Suppose we want to investigate the relationship between wage and age. Let’s first plot the two variables.

# Scatterplot of the data
df.plot.scatter('age','wage',color='w', edgecolors='k', alpha=0.3);

png

Polynomials of different degrees

The relationship is highly complex and non-linear. Let’s expand our linear regression polynomials of different degrees: 1 to 5.
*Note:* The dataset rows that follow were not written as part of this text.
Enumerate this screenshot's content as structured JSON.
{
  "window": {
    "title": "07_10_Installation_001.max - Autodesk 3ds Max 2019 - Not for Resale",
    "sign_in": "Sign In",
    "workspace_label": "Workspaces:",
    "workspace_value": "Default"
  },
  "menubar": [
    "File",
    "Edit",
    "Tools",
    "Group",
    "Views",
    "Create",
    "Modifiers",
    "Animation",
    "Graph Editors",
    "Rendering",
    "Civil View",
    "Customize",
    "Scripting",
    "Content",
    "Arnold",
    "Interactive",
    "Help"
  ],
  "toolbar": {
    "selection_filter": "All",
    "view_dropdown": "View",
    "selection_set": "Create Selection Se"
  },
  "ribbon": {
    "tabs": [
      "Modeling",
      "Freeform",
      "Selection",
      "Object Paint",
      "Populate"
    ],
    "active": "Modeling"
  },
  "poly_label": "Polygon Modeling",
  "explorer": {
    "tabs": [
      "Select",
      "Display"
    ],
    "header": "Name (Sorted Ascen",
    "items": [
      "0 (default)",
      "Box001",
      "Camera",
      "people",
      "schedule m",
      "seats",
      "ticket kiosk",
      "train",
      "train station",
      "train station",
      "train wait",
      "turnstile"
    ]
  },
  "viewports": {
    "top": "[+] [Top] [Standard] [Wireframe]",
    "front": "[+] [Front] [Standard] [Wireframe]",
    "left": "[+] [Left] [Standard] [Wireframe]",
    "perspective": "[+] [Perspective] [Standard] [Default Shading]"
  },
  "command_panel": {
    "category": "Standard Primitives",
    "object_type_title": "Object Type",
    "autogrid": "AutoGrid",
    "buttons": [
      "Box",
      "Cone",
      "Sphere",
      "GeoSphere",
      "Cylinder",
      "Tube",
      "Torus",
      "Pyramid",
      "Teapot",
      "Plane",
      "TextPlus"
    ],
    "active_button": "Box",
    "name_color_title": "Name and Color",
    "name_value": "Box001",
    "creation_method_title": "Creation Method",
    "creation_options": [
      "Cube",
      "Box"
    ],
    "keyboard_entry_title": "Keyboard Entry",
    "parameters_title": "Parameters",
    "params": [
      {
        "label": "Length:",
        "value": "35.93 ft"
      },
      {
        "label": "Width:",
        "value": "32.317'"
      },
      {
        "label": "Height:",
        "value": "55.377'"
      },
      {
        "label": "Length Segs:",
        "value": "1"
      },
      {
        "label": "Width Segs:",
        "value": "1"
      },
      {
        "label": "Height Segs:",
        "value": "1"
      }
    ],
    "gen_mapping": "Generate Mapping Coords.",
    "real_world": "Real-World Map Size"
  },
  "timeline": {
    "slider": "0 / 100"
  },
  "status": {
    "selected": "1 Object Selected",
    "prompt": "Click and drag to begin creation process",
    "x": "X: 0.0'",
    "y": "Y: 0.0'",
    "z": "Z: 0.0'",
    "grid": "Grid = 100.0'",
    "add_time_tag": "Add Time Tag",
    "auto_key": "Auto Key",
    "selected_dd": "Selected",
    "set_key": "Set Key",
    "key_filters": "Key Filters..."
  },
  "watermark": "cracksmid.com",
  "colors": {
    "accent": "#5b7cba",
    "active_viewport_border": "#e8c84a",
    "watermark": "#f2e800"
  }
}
X_poly1 = PolynomialFeatures(1).fit_transform(df.age.values.reshape(-1,1))
X_poly2 = PolynomialFeatures(2).fit_transform(df.age.values.reshape(-1,1))
X_poly3 = PolynomialFeatures(3).fit_transform(df.age.values.reshape(-1,1))
X_poly4 = PolynomialFeatures(4).fit_transform(df.age.values.reshape(-1,1))
X_poly5 = PolynomialFeatures(5).fit_transform(df.age.values.reshape(-1,1))

Variables

Our dependent varaible is going to be a dummy for income above 250.000 USD.

# Get X and y
X = df.age
y = df.wage
y01 = (df.wage > 250).map({False:0, True:1}).values

Polynomia Regression

If we run a linear regression on a 4-degree polinomial expansion of age, this is what it looks like`:

# Fit ols on 4th degree polynomial
fit = sm.OLS(y, X_poly4).fit()
fit.summary().tables[1]

	coef	std err	t	P>\|t\|	[0.025	0.975]
const	-184.1542	60.040	-3.067	0.002	-301.879	-66.430
x1	21.2455	5.887	3.609	0.000	9.703	32.788
x2	-0.5639	0.206	-2.736	0.006	-0.968	-0.160
x3	0.0068	0.003	2.221	0.026	0.001	0.013
x4	-3.204e-05	1.64e-05	-1.952	0.051	-6.42e-05	1.45e-07

Measures of Fit

In this case, the single coefficients are not of particular interest. We are mostly interested in the best capturing the relationship between age and wage. How can we pick among thedifferent polynomials?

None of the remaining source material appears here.